When the Enola Gay controversy broke loose following publication of "War Stories at Air and Space" in the April 1994 issue of Air Force Magazine, Dr. Harwit gave conflicting signals with his statements. Publicly, he insisted that the exhibition plan was sound and that the criticism was misleading and unfair. The curators did not need prodding to make whatever modifications were indicated. In an internal memo to the museum staff in April 1994, however, Dr. Harwit acknowledged that "we do have a lack of balance" and that "much of the criticism that has been levied against us is understandable." In August, he told an Air Force historian that the curators had "failed to follow through" and that promised modifications "had fallen through the cracks." Even so, Dr. Harwit resumed his complaints about the Air Force Association in the August-September issue of Air & Space Magazine.

Dr. Harwit's public statements had been less frequent since September 1994, when Mr. Heyman became secretary of the Smithsonian and imposed tighter controls on statements and actions by the Air and Space Museum staff.

Rep. Sam Johnson (R-Tex.), a member of the Smithsonian's Board of Regents, said that Dr. Harwit's resignation "is the first in a long line of management changes that I expect to see at the institution."

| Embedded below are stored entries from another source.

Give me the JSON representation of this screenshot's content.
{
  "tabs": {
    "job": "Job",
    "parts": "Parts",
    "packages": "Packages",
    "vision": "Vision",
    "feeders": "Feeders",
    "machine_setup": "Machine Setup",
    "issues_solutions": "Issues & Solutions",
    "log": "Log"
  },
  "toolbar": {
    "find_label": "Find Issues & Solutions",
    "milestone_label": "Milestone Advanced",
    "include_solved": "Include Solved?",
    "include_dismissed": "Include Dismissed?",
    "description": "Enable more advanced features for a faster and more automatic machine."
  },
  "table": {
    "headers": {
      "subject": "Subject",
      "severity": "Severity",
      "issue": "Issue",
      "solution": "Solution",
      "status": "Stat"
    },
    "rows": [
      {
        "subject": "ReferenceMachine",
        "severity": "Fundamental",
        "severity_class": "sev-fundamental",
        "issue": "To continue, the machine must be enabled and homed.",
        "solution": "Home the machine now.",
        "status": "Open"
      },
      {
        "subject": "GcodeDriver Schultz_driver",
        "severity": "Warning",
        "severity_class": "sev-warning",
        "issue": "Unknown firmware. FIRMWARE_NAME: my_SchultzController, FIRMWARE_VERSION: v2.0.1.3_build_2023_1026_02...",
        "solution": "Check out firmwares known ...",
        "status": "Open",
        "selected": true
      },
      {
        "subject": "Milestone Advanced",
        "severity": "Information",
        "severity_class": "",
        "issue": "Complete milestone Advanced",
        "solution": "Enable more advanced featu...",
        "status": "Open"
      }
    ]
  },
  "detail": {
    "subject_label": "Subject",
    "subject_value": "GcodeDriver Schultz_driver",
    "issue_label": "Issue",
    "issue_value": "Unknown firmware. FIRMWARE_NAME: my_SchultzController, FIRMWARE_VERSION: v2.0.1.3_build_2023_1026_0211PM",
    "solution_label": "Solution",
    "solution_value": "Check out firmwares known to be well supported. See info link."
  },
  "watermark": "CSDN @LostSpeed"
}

In other developments related to the Enola Gay controversy:

* The American University in Washington, D.C., plans to display, in cooperation with the city of Hiroshima, the "ground zero" artifacts from Japan originally designated for the exhibition at the Air and Space Museum. The university particularly wants to show a schoolgirl's lunch box with remains of peas and rice reduced to carbon by the atomic bomb. The organizer, Prof. Peter Kuznick, was among those who signed a "historical cleansing" protest letter in November.

* On April 24, Mayor Hitoshi Motoshima of Nagasaki -- who had declared the use of atomic bombs against Japan to have been a war crime on a par with Germany's program of genocide against the Jews -- was defeated in his bid for reelection by a vote of 106,000 to 61,000.

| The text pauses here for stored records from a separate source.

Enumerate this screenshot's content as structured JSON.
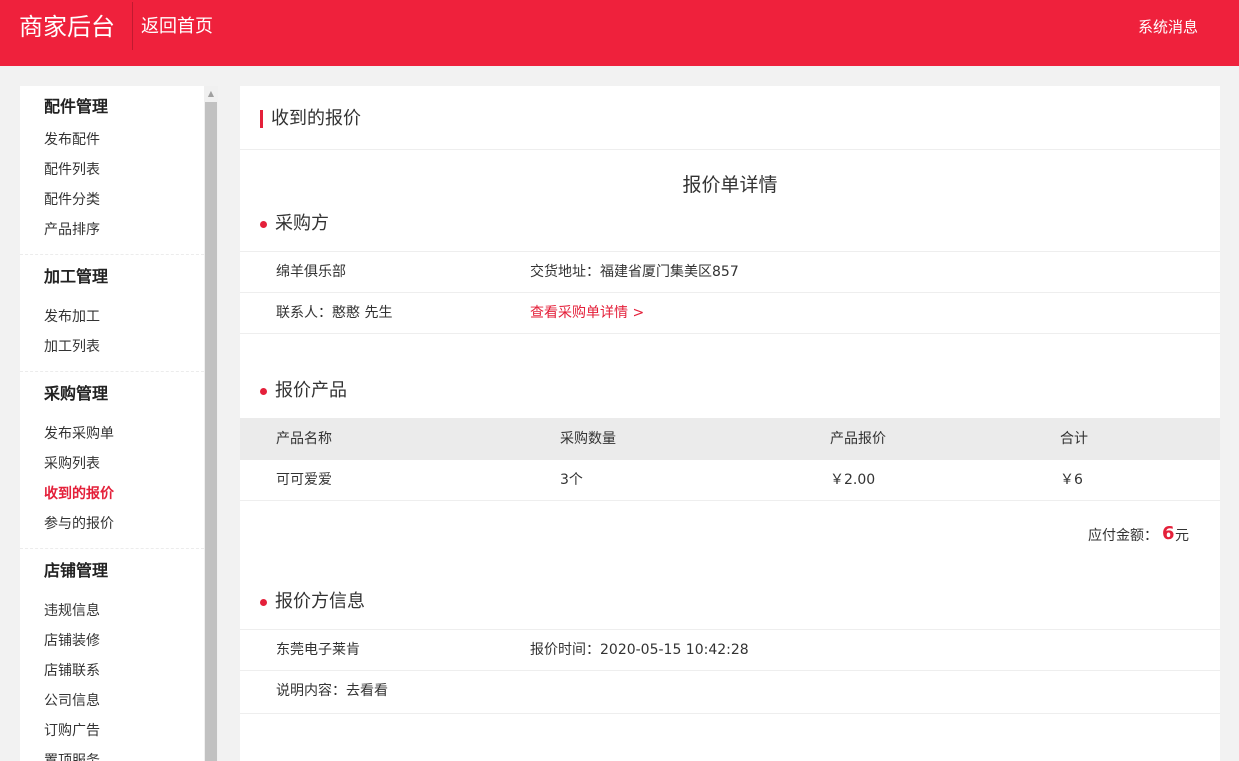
{
  "header": {
    "brand": "商家后台",
    "home_link": "返回首页",
    "system_messages": "系统消息"
  },
  "sidebar": {
    "groups": [
      {
        "title": "配件管理",
        "items": [
          "发布配件",
          "配件列表",
          "配件分类",
          "产品排序"
        ]
      },
      {
        "title": "加工管理",
        "items": [
          "发布加工",
          "加工列表"
        ]
      },
      {
        "title": "采购管理",
        "items": [
          "发布采购单",
          "采购列表",
          "收到的报价",
          "参与的报价"
        ]
      },
      {
        "title": "店铺管理",
        "items": [
          "违规信息",
          "店铺装修",
          "店铺联系",
          "公司信息",
          "订购广告",
          "置顶服务"
        ]
      }
    ],
    "active_item": "收到的报价"
  },
  "main": {
    "page_title": "收到的报价",
    "doc_title": "报价单详情",
    "buyer": {
      "section_title": "采购方",
      "name": "绵羊俱乐部",
      "address": "交货地址：福建省厦门集美区857",
      "contact": "联系人：憨憨 先生",
      "detail_link": "查看采购单详情 >"
    },
    "products": {
      "section_title": "报价产品",
      "columns": [
        "产品名称",
        "采购数量",
        "产品报价",
        "合计"
      ],
      "rows": [
        [
          "可可爱爱",
          "3个",
          "￥2.00",
          "￥6"
        ]
      ],
      "total_label": "应付金额：",
      "total_value": "6",
      "total_unit": "元"
    },
    "quoter": {
      "section_title": "报价方信息",
      "name": "东莞电子莱肯",
      "quote_time": "报价时间：2020-05-15 10:42:28",
      "description": "说明内容：去看看"
    }
  },
  "colors": {
    "brand_red": "#ef213c",
    "accent_red": "#e4203a"
  }
}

* At a symposium at the University of Michigan April 19, Dr. Tom D. Crouch, head of the Air and Space Museum's aeronautics department, defended the original Enola Gay exhibit concept and depicted the problem as a clash between scholarly truth and commemorative myth. "We behaved," he said, "as if there were only one question to be answered: 'Is this script an honest, accurate telling of the story?' We didn't pause to ask a second question: 'Are there factors at work here that might make an honest and accurate account o the events in question unacceptable to museum stakeholders or to the public?'"

* The academicians who held a press conference last November to denounce the Smithsonian for yielding to demands for "historical cleansing" have now organized themselves as the "Historians' Committee for Open Debate on Hiroshima" and are promoting a "National Teach-In on Hiroshima" at colleges and universities across the United States. The committee said in April that teach-ins had been scheduled at Massachusetts Institute of Technology, Towson State University near Baltimore, three campuses of the University of California (Irvine, Los Angeles, and Berkeley), Northwestern University, Central Washington University, City College of New York, Southwest State University in Marshall, Minn., and The American University.

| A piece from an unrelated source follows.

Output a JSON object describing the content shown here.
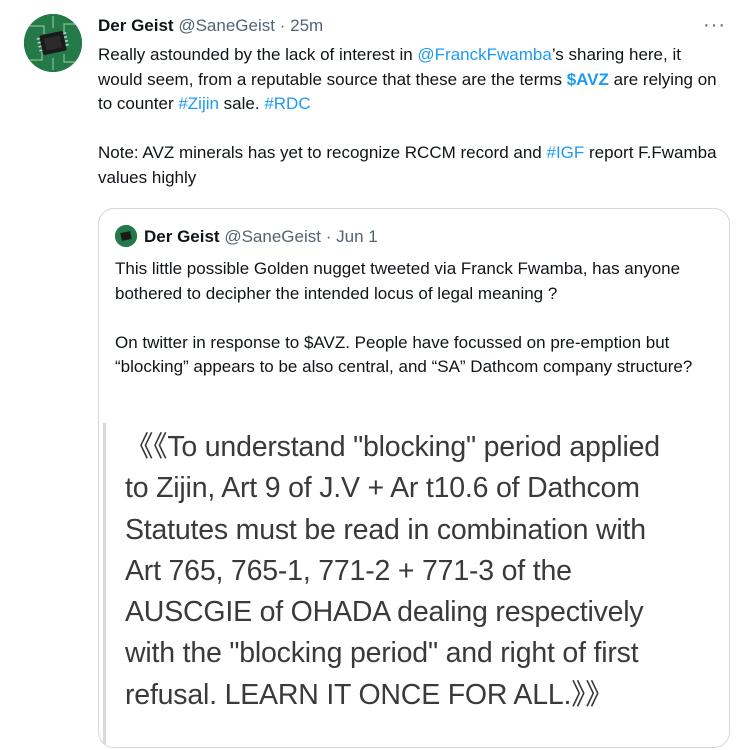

* Prior to his resignation, Dr. Harwit reinstated Frank Rabbitt, a volunteer docent he had dismissed in June 1994 for talking to the press about the Enola Gay program and "undermining the exhibition." Dr. Harwit has been held up to ridicule for "firing" a volunteer who disagreed with him; adding to the awkwardness of the situation, some of Mr. Rabbitt's fellow docents took to wearing "Free Frank Rabbitt" signs as they conducted tours at the museum's Garber facility in Suitland, Md.

* In early May, the Air and Space Museum announced a "Flight Time Barble" exhibit. A spokesman explained that this display -- featuring aviation-and space-related Barbie dolls provided by Mattel, Inc. -- is not a major exhibit and is intended as a light and temporary gap-filler while a regular museum gallery is closed during preparation of an upcoming exhibit. Museum officials said they hoped the Barbie display would "delight children."